O governo dos Estados Unidos anunciou nesta sexta-feira (06/10) uma nova regulamentação que limita a obrigação de empresas americanas de incluírem, nos planos de saúde que oferecem a seus funcionários e dependentes, o fornecimento gratuito de métodos contraceptivos.

A nova regulamentação foi emitida pelo Departamento de Saúde e Serviços Humanos (HHS) e entra em vigor nesta mesma sexta-feira. A mudança foi uma das promessas de campanha do presidente americano, Donald Trump, que agradaram os eleitores conservadores cristãos.

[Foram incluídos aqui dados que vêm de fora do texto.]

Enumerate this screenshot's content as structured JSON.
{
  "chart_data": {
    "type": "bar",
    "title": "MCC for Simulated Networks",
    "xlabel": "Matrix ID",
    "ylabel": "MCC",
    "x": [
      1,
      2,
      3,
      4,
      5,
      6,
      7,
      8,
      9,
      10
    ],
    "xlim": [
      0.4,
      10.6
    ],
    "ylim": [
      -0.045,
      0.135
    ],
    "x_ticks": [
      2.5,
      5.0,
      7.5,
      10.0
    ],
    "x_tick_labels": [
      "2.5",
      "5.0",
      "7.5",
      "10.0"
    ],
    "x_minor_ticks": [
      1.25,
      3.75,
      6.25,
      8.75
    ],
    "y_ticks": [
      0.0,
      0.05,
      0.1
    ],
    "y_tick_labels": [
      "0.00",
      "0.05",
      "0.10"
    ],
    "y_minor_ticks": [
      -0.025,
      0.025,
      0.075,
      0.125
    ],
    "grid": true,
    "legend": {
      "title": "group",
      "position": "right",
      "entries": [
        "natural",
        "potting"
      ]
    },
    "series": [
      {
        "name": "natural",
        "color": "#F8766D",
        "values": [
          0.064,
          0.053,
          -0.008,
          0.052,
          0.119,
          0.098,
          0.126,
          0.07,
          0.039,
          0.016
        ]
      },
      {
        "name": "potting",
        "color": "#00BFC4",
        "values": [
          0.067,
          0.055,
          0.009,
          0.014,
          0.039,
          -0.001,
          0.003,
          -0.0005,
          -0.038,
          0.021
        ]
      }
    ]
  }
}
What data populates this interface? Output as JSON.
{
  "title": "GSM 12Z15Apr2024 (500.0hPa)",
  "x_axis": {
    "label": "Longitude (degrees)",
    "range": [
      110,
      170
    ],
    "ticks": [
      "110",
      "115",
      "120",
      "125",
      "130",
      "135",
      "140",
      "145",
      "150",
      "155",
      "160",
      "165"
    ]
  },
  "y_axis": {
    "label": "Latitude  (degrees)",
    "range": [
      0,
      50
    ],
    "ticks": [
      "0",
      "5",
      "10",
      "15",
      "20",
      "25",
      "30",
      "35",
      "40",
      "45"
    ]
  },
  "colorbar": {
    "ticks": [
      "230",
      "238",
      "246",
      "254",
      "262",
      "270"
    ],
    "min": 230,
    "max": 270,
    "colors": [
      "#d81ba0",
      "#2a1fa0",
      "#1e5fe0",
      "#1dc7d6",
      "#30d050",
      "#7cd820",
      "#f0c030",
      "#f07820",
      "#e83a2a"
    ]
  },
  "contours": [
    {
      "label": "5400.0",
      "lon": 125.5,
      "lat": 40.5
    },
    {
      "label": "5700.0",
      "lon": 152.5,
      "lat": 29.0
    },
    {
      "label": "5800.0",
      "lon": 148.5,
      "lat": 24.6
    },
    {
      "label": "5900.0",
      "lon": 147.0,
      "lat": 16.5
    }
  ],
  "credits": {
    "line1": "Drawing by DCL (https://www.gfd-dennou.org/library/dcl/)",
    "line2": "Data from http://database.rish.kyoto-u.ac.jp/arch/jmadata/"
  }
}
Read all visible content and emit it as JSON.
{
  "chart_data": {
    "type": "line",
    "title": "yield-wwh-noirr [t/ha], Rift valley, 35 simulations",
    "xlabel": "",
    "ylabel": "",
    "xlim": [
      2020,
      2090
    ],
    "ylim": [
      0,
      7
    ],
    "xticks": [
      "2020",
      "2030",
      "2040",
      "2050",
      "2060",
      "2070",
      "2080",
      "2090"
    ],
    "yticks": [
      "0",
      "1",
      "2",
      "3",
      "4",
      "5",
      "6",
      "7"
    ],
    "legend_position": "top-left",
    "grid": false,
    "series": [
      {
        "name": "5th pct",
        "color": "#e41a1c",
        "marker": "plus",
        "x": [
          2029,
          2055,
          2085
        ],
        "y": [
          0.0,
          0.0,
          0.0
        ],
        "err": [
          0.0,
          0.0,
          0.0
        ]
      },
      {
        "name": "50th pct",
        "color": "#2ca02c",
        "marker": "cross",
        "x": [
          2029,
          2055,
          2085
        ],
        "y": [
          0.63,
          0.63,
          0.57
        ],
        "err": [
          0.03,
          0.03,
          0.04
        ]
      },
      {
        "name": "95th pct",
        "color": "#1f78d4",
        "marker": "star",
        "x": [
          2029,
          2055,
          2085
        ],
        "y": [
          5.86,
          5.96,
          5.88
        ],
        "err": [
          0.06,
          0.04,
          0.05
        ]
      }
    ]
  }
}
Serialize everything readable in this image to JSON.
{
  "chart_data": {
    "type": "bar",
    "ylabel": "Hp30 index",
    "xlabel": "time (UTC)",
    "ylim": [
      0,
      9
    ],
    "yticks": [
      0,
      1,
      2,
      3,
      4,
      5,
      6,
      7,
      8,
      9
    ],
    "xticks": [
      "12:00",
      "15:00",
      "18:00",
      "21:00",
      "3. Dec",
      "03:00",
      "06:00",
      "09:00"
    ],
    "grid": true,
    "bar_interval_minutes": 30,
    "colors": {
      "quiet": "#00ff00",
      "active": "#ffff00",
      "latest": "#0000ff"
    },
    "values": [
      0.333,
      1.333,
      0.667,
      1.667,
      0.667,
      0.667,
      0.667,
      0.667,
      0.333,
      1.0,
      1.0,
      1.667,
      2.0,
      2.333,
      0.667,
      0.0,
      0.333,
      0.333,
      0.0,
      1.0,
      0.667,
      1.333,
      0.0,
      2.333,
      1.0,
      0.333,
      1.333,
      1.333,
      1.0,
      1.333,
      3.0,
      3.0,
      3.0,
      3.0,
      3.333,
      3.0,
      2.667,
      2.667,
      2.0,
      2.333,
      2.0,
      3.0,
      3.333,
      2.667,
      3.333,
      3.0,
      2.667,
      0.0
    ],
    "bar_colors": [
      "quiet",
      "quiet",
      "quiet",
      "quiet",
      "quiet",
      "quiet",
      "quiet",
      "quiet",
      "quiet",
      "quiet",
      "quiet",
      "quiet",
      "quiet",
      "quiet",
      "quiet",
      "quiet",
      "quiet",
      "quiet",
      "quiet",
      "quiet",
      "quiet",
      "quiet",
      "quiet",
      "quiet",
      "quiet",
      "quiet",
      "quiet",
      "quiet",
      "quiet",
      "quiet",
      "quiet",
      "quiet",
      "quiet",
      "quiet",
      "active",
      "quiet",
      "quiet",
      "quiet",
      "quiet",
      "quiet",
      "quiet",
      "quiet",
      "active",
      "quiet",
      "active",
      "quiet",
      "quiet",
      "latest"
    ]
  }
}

Segundo Washington, a nova regra permitirá que qualquer empresa, seguradora de saúde ou instituição, incluindo universidades, se exima da obrigação de fornecer cobertura para controle de natalidade se essa cláusula for contra seus princípios religiosos ou convicções morais.

De acordo com a imprensa dos Estados Unidos, citando autoridades do HHS, os empregadores não precisarão preencher nenhum formulário junto ao governo para parar de oferecer a cobertura, apenas notificar seus funcionários sobre a decisão.

Antes, a possibilidade de isenção envolvia apenas igrejas ou instituições diretamente ligadas a um grupo religioso. Ao anunciar a mudança, o governo americano afirmou ser importante expandir a lista de organizações que podem optar por abandonar o compromisso.

“Nós devemos dar espaço para as organizações viverem suas ideias religiosas, e não enfrentarem discriminações por suas ideias religiosas. Era o que acontecia, mas isso acaba hoje”, afirmou um funcionário do HHS, citado pela mídia americana.

A obrigação de fornecer métodos contraceptivos a funcionárias que os desejarem faz parte do chamado Obamacare, a reforma de saúde promulgada em 2010 pelo ex-presidente Barack Obama e que há meses os republicanos vêm tentando derrubar.

A regra de Obama engloba qualquer método aprovado pela FDA, agência que regula medicamentos no país, incluindo pílula anticoncepcional e a chamada pílula do dia seguinte – que conservadores religiosos tacham de abortiva, embora especialistas garantam que ela não tem efeito sobre mulheres que já estão grávidas.

Washington Women's March Trump Proteste (DW/D. Raish)

Em janeiro, manifestantes foram às ruas em todo o mundo em protesto contra Trump e por respeito aos direitos da mulher

Reações

A mudança na regra, estudada há meses e consumada nesta sexta-feira, foi aplaudida por grupos religiosos e conservadores, que descreveram a medida como “retorno ao bom senso”. O presidente da Câmara dos Representantes, o republicano Paul Ryan, afirmou que este foi “um dia marcante para a liberdade religiosa”.

Por outro lado, grupos de defesa dos direitos das mulheres rechaçaram a nova regra e prometeram contestá-la na Justiça. “Estamos nos preparando para ver o governo no tribunal”, afirmou Brigitte Amiri, advogada da ONG União Americana pelas Liberdades Civis (ACLU).

Políticos do Partido Democrata, de Barack Obama, também criticaram a mudança. “Em janeiro, milhões de mulheres protestaram, fizeram suas vozes serem ouvidas. Elas não vão tolerar políticas antimulheres como esta”, afirmou a senadora Maggie Hassan.

Ativistas lembraram que milhões de mulheres podem ser afetadas pela decisão de Trump. Um estudo encomendado à época da gestão Obama mostrou que mais de 55 milhões de mulheres tinham acesso gratuito ao controle de natalidade por conta do Obamacare.